Chapter 6 and 7 Summaries

Chapter 6- A Hardening of Lines
This chapter focuses on how the parents belonging to a more privileged lifestyle are doing everything they can to isolate their children from “token numbers of the children of minorities” (135). There are certain schools within cities like New York that are attended by primarily white and highly privileged children, children who are only able to attend these schools because their “savvy” parents knew exactly how to finagle them in. These parents have been known to get close to members on the school board, prep their kids for IQ tests, fake an address, enroll their kids in expensive pre-test programs, and even pay for counseling services that will advise them on how to get their children into these schools. It doesn’t take a genius to figure out that low-income parents—many of whom have a limited education—don’t have the time and/or resources to finagle their children into these schools. This is why the lines become “hardened.”
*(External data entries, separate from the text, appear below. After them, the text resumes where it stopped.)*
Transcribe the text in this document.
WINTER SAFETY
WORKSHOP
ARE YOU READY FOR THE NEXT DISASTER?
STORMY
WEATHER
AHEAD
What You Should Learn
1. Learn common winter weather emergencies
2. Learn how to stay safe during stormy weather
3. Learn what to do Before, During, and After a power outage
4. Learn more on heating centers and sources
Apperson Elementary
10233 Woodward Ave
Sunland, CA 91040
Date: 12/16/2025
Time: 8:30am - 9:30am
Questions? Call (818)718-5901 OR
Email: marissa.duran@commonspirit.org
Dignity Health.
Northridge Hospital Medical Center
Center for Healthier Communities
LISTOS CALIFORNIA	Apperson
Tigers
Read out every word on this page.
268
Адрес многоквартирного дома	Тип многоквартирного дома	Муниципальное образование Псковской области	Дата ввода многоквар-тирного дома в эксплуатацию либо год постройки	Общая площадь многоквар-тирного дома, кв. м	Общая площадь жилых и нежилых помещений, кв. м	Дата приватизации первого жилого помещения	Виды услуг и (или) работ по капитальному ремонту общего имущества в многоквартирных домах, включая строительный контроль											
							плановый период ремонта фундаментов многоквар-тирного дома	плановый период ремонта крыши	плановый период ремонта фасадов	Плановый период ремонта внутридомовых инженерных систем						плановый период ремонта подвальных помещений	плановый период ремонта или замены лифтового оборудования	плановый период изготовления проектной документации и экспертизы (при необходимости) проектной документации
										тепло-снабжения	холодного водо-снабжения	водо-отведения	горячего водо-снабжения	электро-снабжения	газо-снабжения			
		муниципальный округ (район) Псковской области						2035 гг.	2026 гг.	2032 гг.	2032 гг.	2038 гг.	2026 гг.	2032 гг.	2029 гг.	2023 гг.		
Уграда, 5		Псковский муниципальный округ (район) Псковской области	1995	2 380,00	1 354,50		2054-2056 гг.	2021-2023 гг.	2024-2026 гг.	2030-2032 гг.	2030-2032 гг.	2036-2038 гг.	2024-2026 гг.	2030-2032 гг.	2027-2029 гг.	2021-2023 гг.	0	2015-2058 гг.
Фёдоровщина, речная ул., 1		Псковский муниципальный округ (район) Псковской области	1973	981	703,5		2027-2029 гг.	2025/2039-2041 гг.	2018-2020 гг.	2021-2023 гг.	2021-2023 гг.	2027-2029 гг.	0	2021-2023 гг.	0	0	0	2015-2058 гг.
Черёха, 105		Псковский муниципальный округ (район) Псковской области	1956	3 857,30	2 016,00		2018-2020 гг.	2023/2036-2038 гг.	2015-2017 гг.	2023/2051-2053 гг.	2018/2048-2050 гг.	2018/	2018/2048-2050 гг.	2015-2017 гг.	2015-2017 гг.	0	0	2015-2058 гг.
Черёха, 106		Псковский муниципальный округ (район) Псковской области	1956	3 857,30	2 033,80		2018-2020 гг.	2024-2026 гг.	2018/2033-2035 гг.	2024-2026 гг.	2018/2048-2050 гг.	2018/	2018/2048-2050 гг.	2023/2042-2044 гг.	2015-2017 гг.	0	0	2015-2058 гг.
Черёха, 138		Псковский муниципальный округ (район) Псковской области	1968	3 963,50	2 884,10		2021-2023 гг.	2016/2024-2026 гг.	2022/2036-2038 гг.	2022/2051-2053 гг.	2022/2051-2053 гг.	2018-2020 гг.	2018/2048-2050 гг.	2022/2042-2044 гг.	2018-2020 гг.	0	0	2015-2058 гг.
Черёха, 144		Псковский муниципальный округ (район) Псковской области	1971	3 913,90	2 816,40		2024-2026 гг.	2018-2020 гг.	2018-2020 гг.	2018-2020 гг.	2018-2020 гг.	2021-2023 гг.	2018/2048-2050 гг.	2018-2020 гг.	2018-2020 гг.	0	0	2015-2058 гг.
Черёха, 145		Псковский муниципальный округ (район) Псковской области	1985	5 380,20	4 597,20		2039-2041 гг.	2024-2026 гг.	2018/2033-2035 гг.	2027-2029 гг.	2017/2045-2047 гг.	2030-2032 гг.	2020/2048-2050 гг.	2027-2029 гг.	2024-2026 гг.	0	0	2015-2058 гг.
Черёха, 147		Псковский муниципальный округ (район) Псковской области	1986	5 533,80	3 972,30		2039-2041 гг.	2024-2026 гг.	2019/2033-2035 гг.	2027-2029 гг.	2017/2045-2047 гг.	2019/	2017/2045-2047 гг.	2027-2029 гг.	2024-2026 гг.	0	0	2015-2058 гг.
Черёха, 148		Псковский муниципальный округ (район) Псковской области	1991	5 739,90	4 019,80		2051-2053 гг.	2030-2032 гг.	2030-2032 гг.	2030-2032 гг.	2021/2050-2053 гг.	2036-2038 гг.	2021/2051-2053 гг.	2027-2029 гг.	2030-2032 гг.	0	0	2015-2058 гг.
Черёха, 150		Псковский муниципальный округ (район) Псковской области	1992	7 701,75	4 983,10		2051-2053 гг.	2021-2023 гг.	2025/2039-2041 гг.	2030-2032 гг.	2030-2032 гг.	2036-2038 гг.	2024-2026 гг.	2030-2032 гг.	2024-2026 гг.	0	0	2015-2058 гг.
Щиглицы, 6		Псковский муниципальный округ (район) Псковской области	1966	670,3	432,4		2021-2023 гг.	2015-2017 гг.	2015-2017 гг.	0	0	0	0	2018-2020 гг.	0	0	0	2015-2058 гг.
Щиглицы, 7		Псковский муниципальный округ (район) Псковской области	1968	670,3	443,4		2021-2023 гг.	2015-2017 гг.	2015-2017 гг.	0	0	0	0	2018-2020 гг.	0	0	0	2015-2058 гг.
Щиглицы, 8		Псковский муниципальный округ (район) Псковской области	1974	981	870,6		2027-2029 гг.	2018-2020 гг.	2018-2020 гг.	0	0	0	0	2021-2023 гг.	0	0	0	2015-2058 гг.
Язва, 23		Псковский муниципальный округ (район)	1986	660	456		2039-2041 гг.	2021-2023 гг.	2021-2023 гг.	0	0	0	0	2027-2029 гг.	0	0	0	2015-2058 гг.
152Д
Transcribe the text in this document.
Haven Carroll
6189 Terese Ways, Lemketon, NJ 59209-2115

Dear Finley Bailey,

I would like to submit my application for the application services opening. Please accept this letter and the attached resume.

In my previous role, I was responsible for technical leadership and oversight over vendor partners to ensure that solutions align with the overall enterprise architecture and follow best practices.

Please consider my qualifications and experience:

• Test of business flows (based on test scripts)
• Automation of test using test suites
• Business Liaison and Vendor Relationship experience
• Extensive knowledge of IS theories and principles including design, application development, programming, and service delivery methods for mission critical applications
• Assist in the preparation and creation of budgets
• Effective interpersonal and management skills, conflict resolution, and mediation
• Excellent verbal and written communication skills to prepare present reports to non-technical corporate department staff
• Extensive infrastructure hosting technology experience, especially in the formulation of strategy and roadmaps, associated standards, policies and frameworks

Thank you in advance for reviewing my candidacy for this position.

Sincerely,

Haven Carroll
Chapter 7- Excluding Beauty
This chapter goes into detail about the hardships faced by students in these segregated inner-city schools including physical disrepair, overcrowding, instability of staffing, rodent infestation, portable classrooms, and unsanitary conditions, just to name a few. Kozol does a nice job in this chapter of forcing the reader to see these conditions through the eyes of the children. He includes letters that students wrote to him discussing their feelings regarding their education. He also includes plaintiffs from children whose school was infested with rats. One child writes, "Ashley got sick because of dead rats" (172). Kozol gains credibility through his use of words taken directly from the children who are effected by these conditions.